A Syndrome for Every War

By Josie Glausiusz|Wednesday, May 01, 2002
The symptoms of Gulf War Syndrome—including fatigue, headaches, memory impairment, and joint pain—have been blamed on everything from nerve gas antidotes to depleted-uranium antitank shells. But a controversial study indicates that the condition is not unique to soldiers who fought in Kuwait and Iraq. Similar symptoms surfaced among veterans of many wars of the past century.

Edgar Jones, a medical historian at King's College in London, dug out the pension files of British soldiers who had fought in the Boer War, the first and second world wars, and the Gulf War. Then he randomly selected the files of 1,856 veterans whose medical records noted long-term physical disability. He found evidence of post-combat syndromes associated with all of the wars he surveyed. Although each one had unique features, their symptoms overlapped. Veterans of the Boer War and World War I, for example, suffered from a debility typified by fatigue, weakness, and difficulty completing tasks. Soldiers who fought in World War I were often diagnosed with a cardiac disorder characterized by rapid heartbeat, shortness of breath, and dizziness. Some World War II combatants displayed a similar set of symptoms but were more inclined to experience depression, jumpiness, and nightmares. Neuropsychiatric ailments were more common among Gulf War veterans.

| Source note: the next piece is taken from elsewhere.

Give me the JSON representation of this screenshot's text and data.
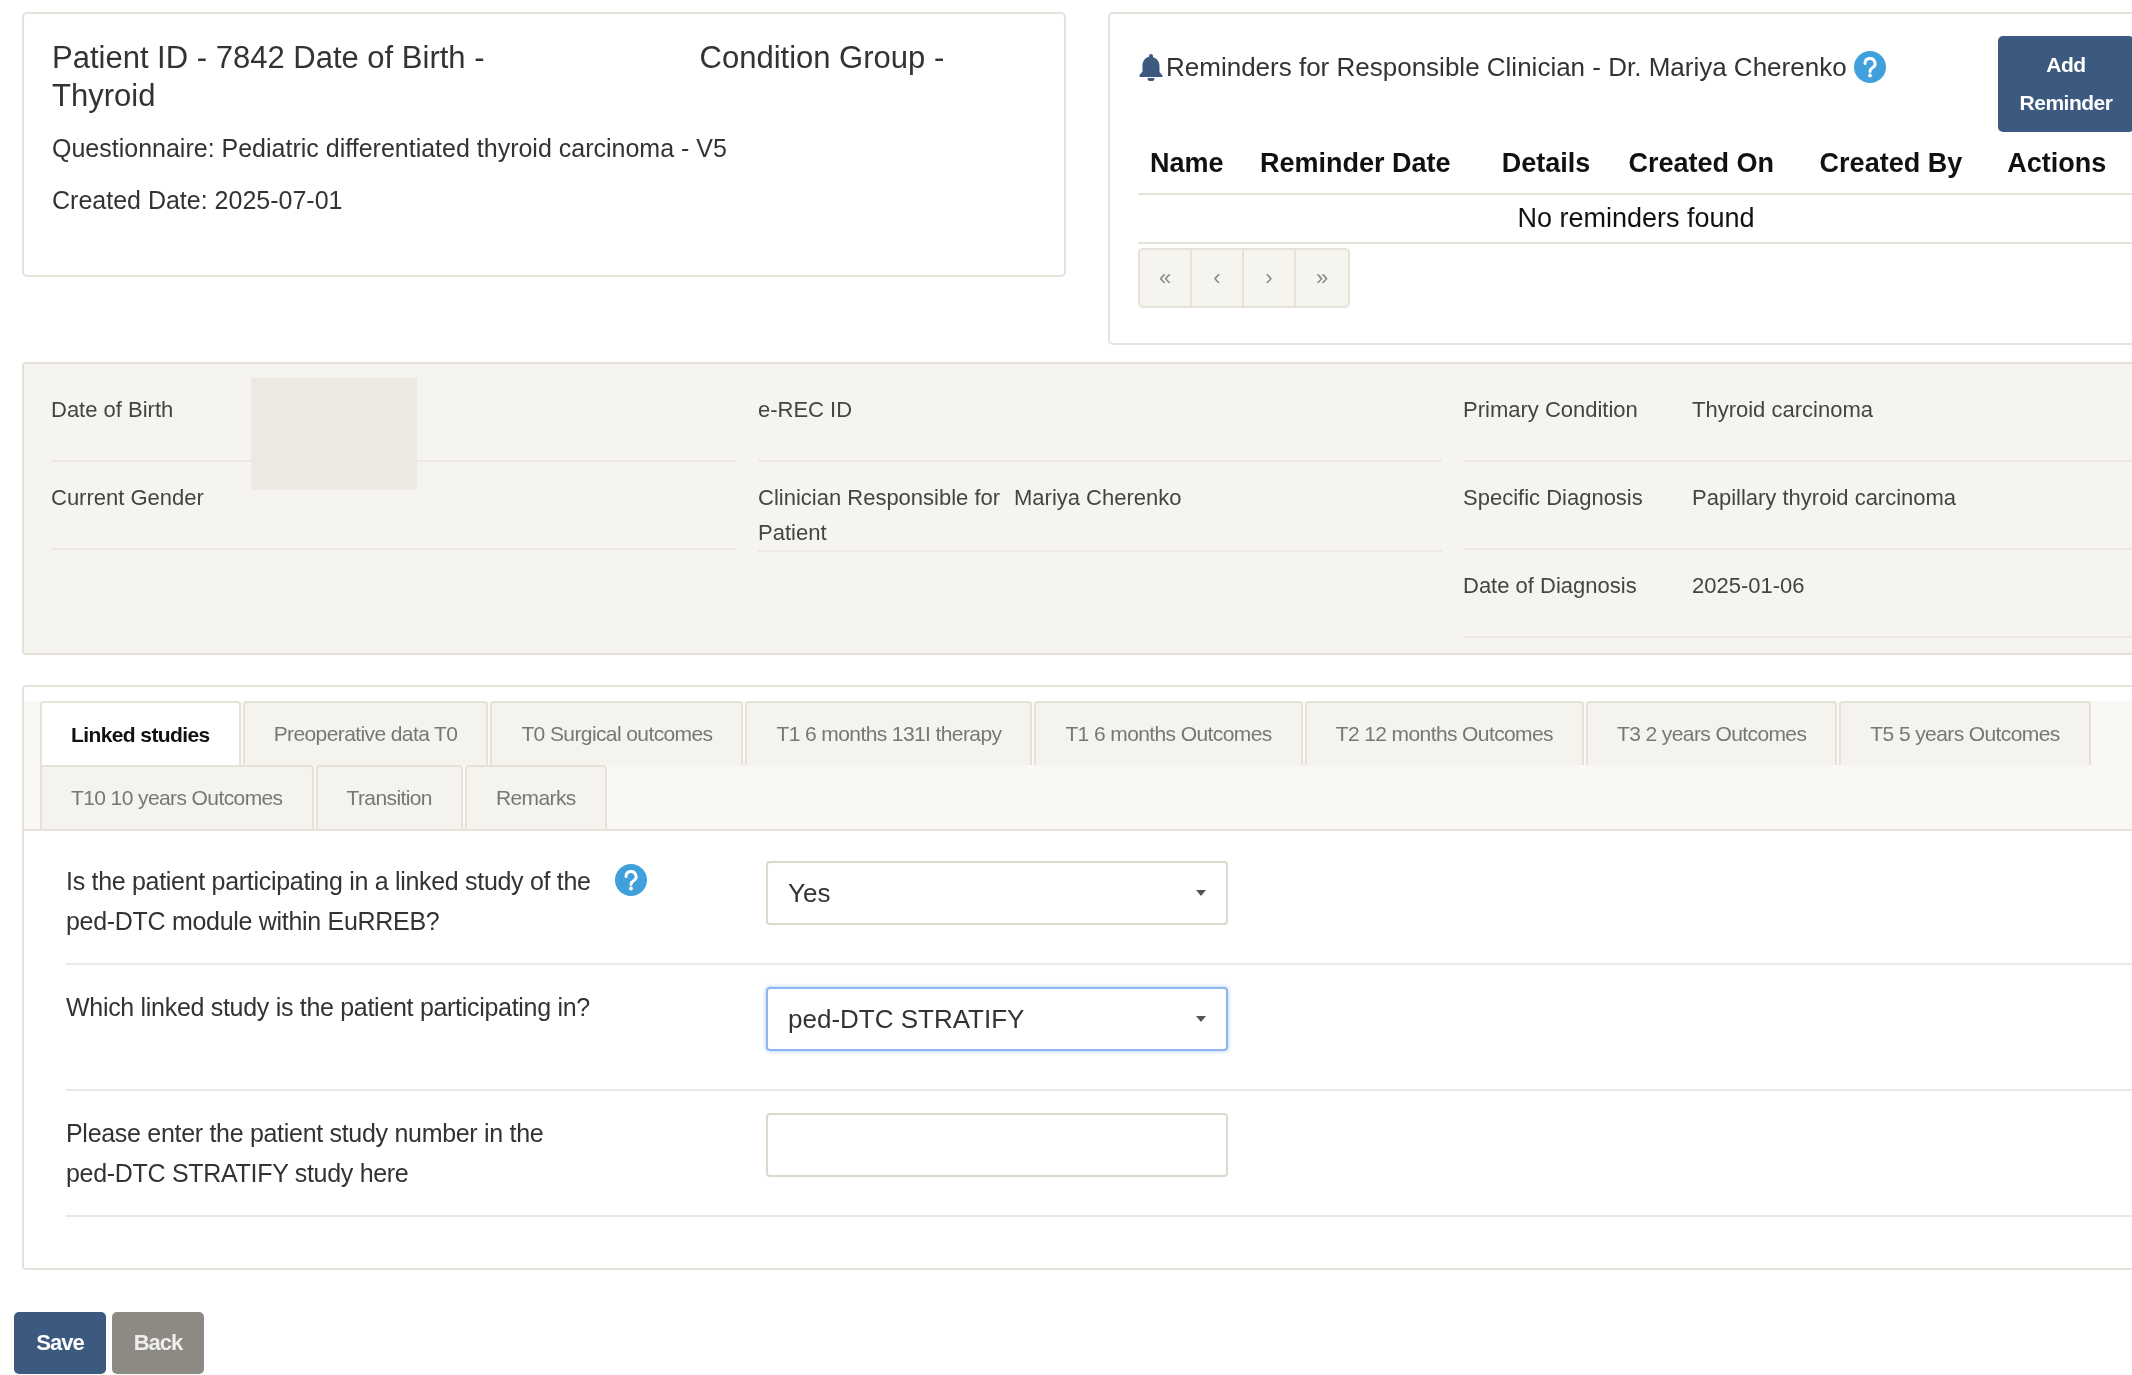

Jones emphasizes that his study, which was supported by a grant from the U.S. Department of Defense, does not deny the reality of the soldiers' complaints. He believes that post-combat syndromes may be triggered by a variety of physical causes, which are then compounded and perpetuated by the extreme stress of war. "High levels of stress over a long period have been linked to physical damage of the immune system. These are serious disorders. War damages men's health in ways other than wounds," he says.